Anyway, I run ff most of the time, and there's a site that I use daily that requires a login. Used to be I would receive a recaptcha challenge maybe one or twice a week, even though logged in. No problem, probably using recaptcha to throttle bots I think.
For the last week plus there's been a fundamental change and I'm receiving multiple recaptcha challenges in the same session, even though I'm signed in, max so far has been 4 in the same session covering maybe 30minutes or so.
Not sure if it is the site itself which is to blame for a poor implementation, or if this is google.
But co-incidentally this happens just as google announces recaptcha 3. Conspiracy nuts might say this is google leveraging their effective captcha monopoly to drive users to chrome.
I use Chrome, and I also am getting an annoyingly large number of reCAPTCHA requests.
That said, I don't think it's that much of a conspiracy. It is easy to defend, from Google's point of view - if you use Chrome they have much more information about your web traffic to therefore discern if you are a bot or not. I could absolutely see them implementing rules which, while they do not explicitly prioritize Chrome traffic, in practice end up doing exactly that.
A showerthought I recently had: as long as CAPTCHAs exist in their currently inefficient form, it could be argued that we'll never have strong artificial intelligence because CAPTCHAs are basically reverse Turing tests. I haven't developed this thought thoroughly, but I thought it'd be interesting to share.
For the last 6 months its been taking 10-30 minutes to log in to certain sites due to the captchas. Its like an entire afternoon after dinner to log in.
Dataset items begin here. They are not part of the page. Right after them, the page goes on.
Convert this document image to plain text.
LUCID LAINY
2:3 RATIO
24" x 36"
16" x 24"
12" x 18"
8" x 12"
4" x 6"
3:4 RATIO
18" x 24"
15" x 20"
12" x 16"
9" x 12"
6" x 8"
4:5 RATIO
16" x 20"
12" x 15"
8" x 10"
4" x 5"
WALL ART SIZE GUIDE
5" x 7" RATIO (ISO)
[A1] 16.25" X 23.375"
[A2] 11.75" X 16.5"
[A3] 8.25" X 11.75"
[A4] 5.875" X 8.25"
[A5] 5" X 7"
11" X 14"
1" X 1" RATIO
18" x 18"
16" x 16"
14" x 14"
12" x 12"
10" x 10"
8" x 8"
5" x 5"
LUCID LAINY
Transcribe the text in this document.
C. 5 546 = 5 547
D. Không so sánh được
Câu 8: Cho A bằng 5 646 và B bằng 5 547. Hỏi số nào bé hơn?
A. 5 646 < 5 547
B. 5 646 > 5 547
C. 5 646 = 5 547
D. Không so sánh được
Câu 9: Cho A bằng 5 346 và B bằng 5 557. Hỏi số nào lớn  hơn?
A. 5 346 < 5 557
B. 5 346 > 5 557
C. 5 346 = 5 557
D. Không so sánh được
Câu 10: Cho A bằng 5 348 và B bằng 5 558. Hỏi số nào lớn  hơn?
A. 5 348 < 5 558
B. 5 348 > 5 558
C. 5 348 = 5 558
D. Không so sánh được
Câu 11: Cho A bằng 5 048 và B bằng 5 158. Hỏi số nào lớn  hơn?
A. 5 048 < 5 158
I use a VPN, which is the cause, but its gotten insane. How much bot spam are sites getting now that this became necessary?
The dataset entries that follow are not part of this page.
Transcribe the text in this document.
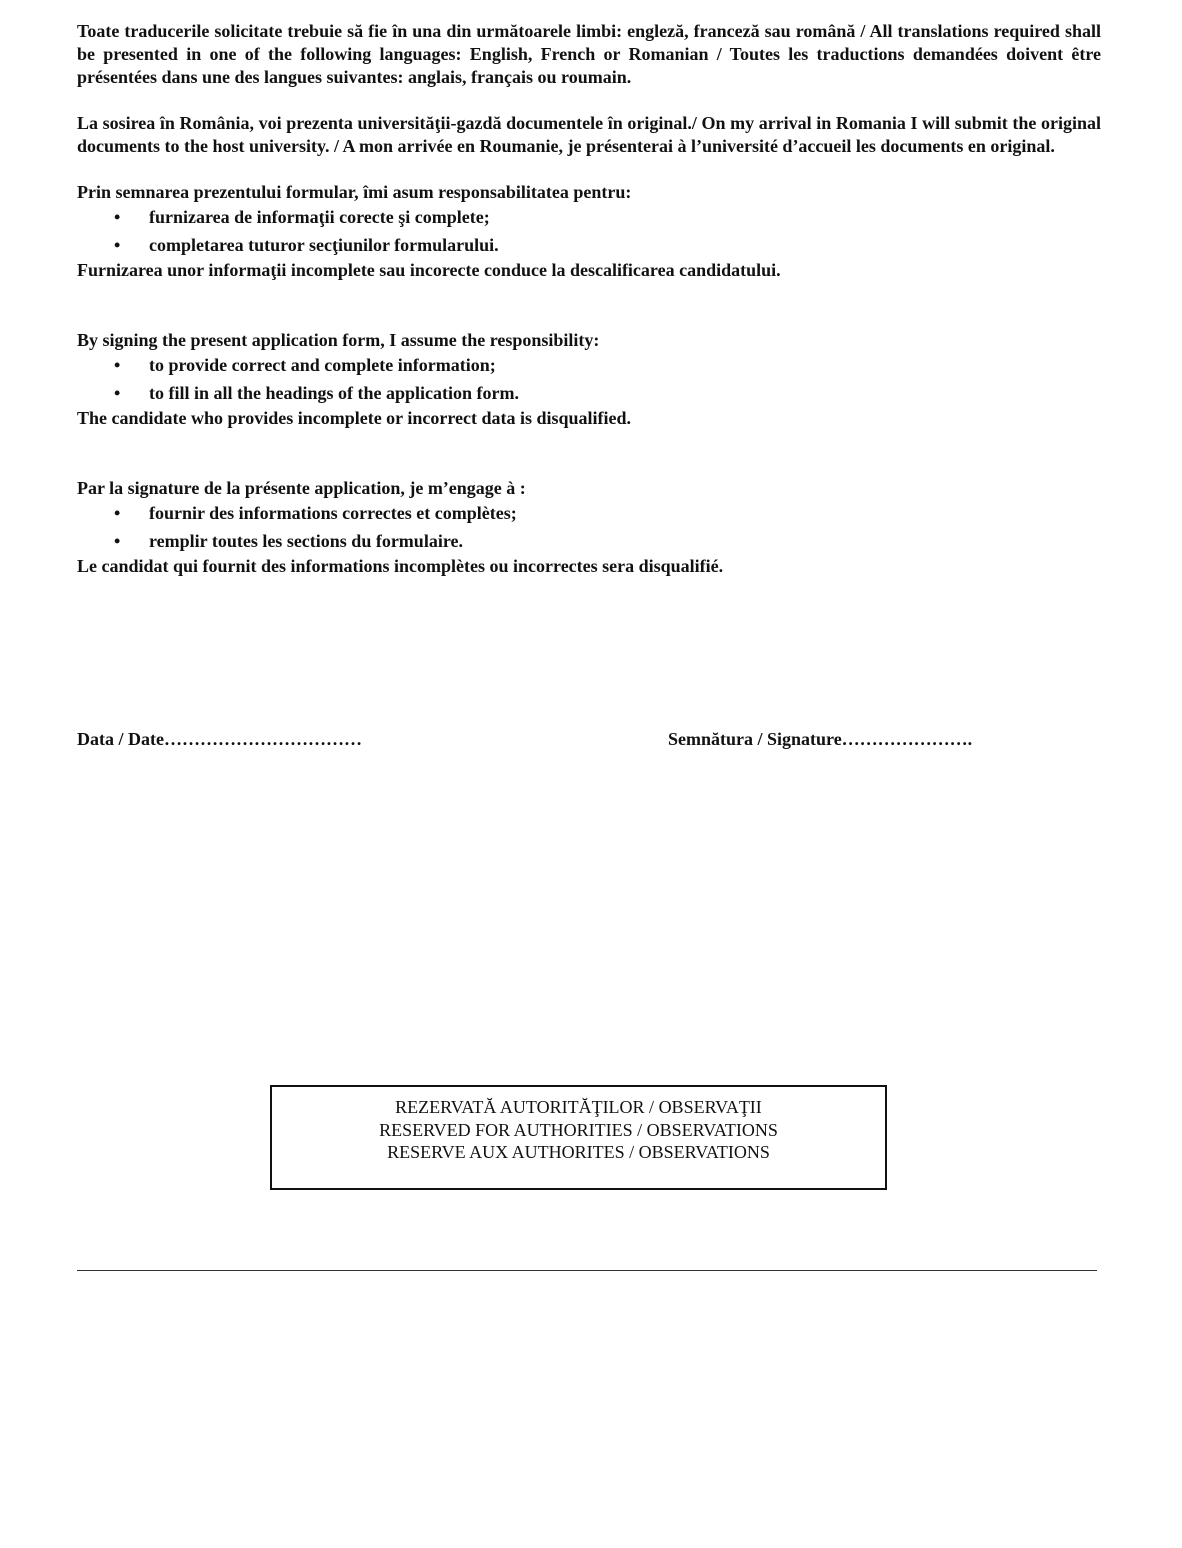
Toate traducerile solicitate trebuie să fie în una din următoarele limbi: engleză, franceză sau română / All translations required shall be presented in one of the following languages: English, French or Romanian / Toutes les traductions demandées doivent être présentées dans une des langues suivantes: anglais, français ou roumain.

La sosirea în România, voi prezenta universităţii-gazdă documentele în original./ On my arrival in Romania I will submit the original documents to the host university. / A mon arrivée en Roumanie, je présenterai à l’université d’accueil les documents en original.

Prin semnarea prezentului formular, îmi asum responsabilitatea pentru:

• furnizarea de informaţii corecte şi complete;
• completarea tuturor secţiunilor formularului.

Furnizarea unor informaţii incomplete sau incorecte conduce la descalificarea candidatului.

By signing the present application form, I assume the responsibility:

• to provide correct and complete information;
• to fill in all the headings of the application form.

The candidate who provides incomplete or incorrect data is disqualified.

Par la signature de la présente application, je m’engage à :

• fournir des informations correctes et complètes;
• remplir toutes les sections du formulaire.

Le candidat qui fournit des informations incomplètes ou incorrectes sera disqualifié.

Data / Date……………………………	Semnătura / Signature………………….
REZERVATĂ AUTORITĂŢILOR / OBSERVAŢII
RESERVED FOR AUTHORITIES / OBSERVATIONS
RESERVE AUX AUTHORITES / OBSERVATIONS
and they ate not even careful with their data sources.
most of my IPs run tor relays without any exit traffic, and google still flags the whole company for 30 minutes of their image classifier training every time each time a captcha shows up.
I wonder if I can start to write that time off as a donation to google image classifier program for the IRS
Is there anything I can do about this? I'm being held hostage for about 20 minutes a day to help train Google's AIs. I used to think CAPTCHA was excellent - we were fixing up OCR from books and allowing the library of congress to be digitized and available to all. This gradually morphed, and now (as I understand it) the benefits from this human training are kept locked behind Google's walls. If they at least released the resulting dataset it wouldn't bother me as much.